Book Review: The Last Wish

Previously: Girl, Woman, Other Review| Coming Soon: Booker Longlist TBR 2020

The Last Wish is an adult fantasy book that collects four short stories from the world of the Witcher. It was first published in Polish in 1993, translated into English by Danusia Stokto, and published in the UK by Gollancz in 2007. It follows Geralt, a Witcher who was taken as a child and trained to fight monsters. As a result of this process, he can wield a certain degree of magic, in addition to enhanced senses and fighting skills, but is shunned by humans for being too monstrous.

Traditionally I do not get along with short story collections. I find that while I love one story, I’ll hate another so that my average rating for a collection comes in around the three start point. After watching the Netflix show and playing The Witcher 3: The Wild Hunt I was excited to start the series, but not necessarily looking forward to having two books of short stories to read first. I’d even contemplated skipping straight to the first full novel, Blood of Elves. I am so glad that I didn’t because this short story collection is one of the best I’ve ever read.

Sapkowski structures the book in such a way that it does not feel as though you’re reading some short stories, which usually feel inconsequential to the overarching plot of the novels. Instead, you’re reading a set of carefully selected glimpses into the life of Geralt, which inform his present. Between each short story, there is a ‘Voice of Reason’ chapter which links all the stories together. For instance, a character in a ‘Voice of Reason’ chapter might ask how he injured himself, and the next chapter will be a short story where we see what happened. This structural choice was brilliant, just brilliant and gave the collection a much-needed sense of cohesion. It also makes this book in particular perfect for fans of the Netflix show because it’s very episodic.

In terms of plot, it’s much more character-driven than you might expect from a traditional fantasy book. That is to say that there’s a lot more talking and a lot less fighting. This is a really interesting decision because it gives Geralt’s character a lot more depth and fulfils the sense of humanity that he is supposedly lacking. I prefer character-driven narratives to this suited me perfectly. That said Sapkowski does a great job at balancing these quieter moments with his action. The fact that the heavier action scenes encompass both physical and verbal fighting gave the stories a good balance between what we expect to see from a character who fights monsters and the unexpected human side of him.

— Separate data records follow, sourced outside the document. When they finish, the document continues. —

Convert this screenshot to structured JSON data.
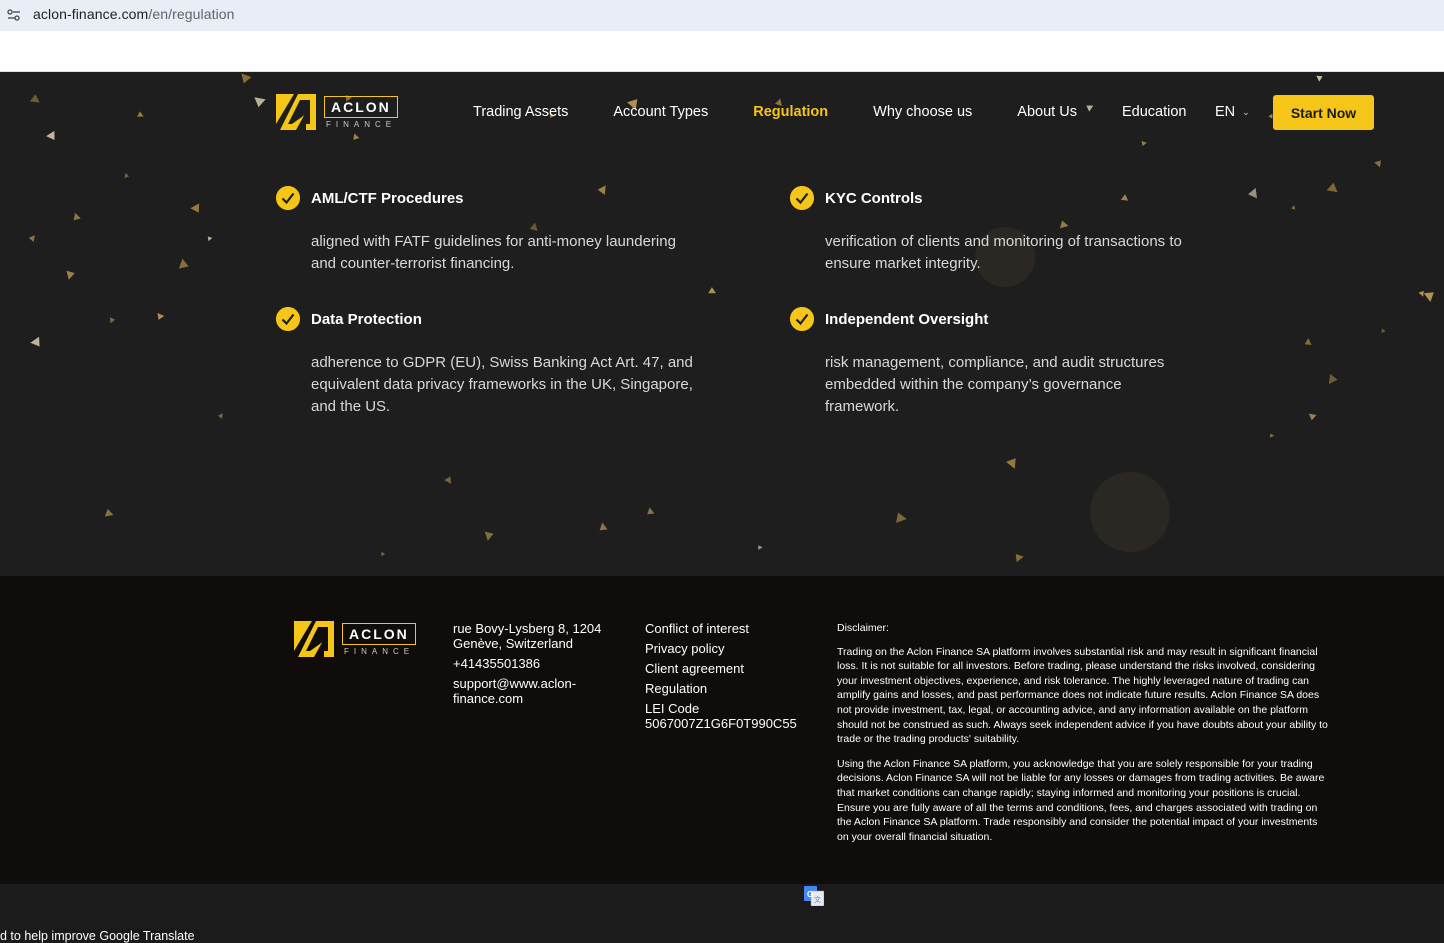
{
  "browser": {
    "url_domain": "aclon-finance.com",
    "url_path": "/en/regulation",
    "site_info_icon": "tune-icon"
  },
  "header": {
    "logo_text": "ACLON",
    "logo_sub": "FINANCE",
    "nav": [
      {
        "label": "Trading Assets"
      },
      {
        "label": "Account Types"
      },
      {
        "label": "Regulation",
        "active": true
      },
      {
        "label": "Why choose us"
      },
      {
        "label": "About Us"
      },
      {
        "label": "Education"
      }
    ],
    "language": "EN",
    "cta": "Start Now"
  },
  "features": [
    {
      "title": "AML/CTF Procedures",
      "desc": "aligned with FATF guidelines for anti-money laundering and counter-terrorist financing."
    },
    {
      "title": "KYC Controls",
      "desc": "verification of clients and monitoring of transactions to ensure market integrity."
    },
    {
      "title": "Data Protection",
      "desc": "adherence to GDPR (EU), Swiss Banking Act Art. 47, and equivalent data privacy frameworks in the UK, Singapore, and the US."
    },
    {
      "title": "Independent Oversight",
      "desc": "risk management, compliance, and audit structures embedded within the company’s governance framework."
    }
  ],
  "footer": {
    "address": "rue Bovy-Lysberg 8, 1204 Genève, Switzerland",
    "phone": "+41435501386",
    "email": "support@www.aclon-finance.com",
    "links": [
      "Conflict of interest",
      "Privacy policy",
      "Client agreement",
      "Regulation"
    ],
    "lei_label": "LEI Code",
    "lei_code": "5067007Z1G6F0T990C55",
    "disclaimer_title": "Disclaimer:",
    "disclaimer_p1": "Trading on the Aclon Finance SA platform involves substantial risk and may result in significant financial loss. It is not suitable for all investors. Before trading, please understand the risks involved, considering your investment objectives, experience, and risk tolerance. The highly leveraged nature of trading can amplify gains and losses, and past performance does not indicate future results. Aclon Finance SA does not provide investment, tax, legal, or accounting advice, and any information available on the platform should not be construed as such. Always seek independent advice if you have doubts about your ability to trade or the trading products' suitability.",
    "disclaimer_p2": "Using the Aclon Finance SA platform, you acknowledge that you are solely responsible for your trading decisions. Aclon Finance SA will not be liable for any losses or damages from trading activities. Be aware that market conditions can change rapidly; staying informed and monitoring your positions is crucial. Ensure you are fully aware of all the terms and conditions, fees, and charges associated with trading on the Aclon Finance SA platform. Trade responsibly and consider the potential impact of your investments on your overall financial situation."
  },
  "translate_bar": {
    "text": "d to help improve Google Translate",
    "icon": "google-translate-icon"
  },
  "colors": {
    "accent": "#f5c518",
    "background": "#1e1e1f",
    "footer_bg": "#0f0c09"
  }
}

One element that I was not expecting from this book was Sapokowski’s use of fairy tales. He does not retell them, at least not in the traditional sense, but he does allude to them. The way he referenced them, in a semi-comedic sort of way felt as though the author was winking at you. It was subtle enough not to take you out of his particular fantasy world, but it was fun to see where he had gotten that original spark of inspiration from.

Being as this book isn’t even 300 pages, and is made up of short stories it should not be surprising that we focus mostly on Geralt’s characterisation. The book fills is a lot of his background, we get to hear about his childhood and how one becomes a Witcher, along with his life as a Witcher. Sapkowski is very careful not to overload us with this information and spreads it out carefully between the chapters so we only get bits at a time. As a result, the delivery comes across as being very natural. He gives us enough information so that our appetite is whetted but not enough that you wouldn’t feel the need to continue with the series. We do get bits and pieces of character building for some of the other characters, though the focus is on Geralt, which makes it a great introduction into this world.

Overall, I gave this book ⭐️⭐️⭐️⭐️⭐️ out of a possible five stars. I adored everything about it, and wouldn’t change a single thing. It was the sort of book that I had no intention of reviewing until I realised that I just had to talk about it. The structure was brilliant and the high point of the book for me. Everything else was great and you can tell that Sapkowski is a competent writer, but without that structure, it would have fallen to pieces. I can’t recommend The Last Wish enough and will be picking up the next book, The Sword of Destiny soon.

What about you… Have you read The Last Wish, and if so what did you think about it? If not what are your favourite short story collections?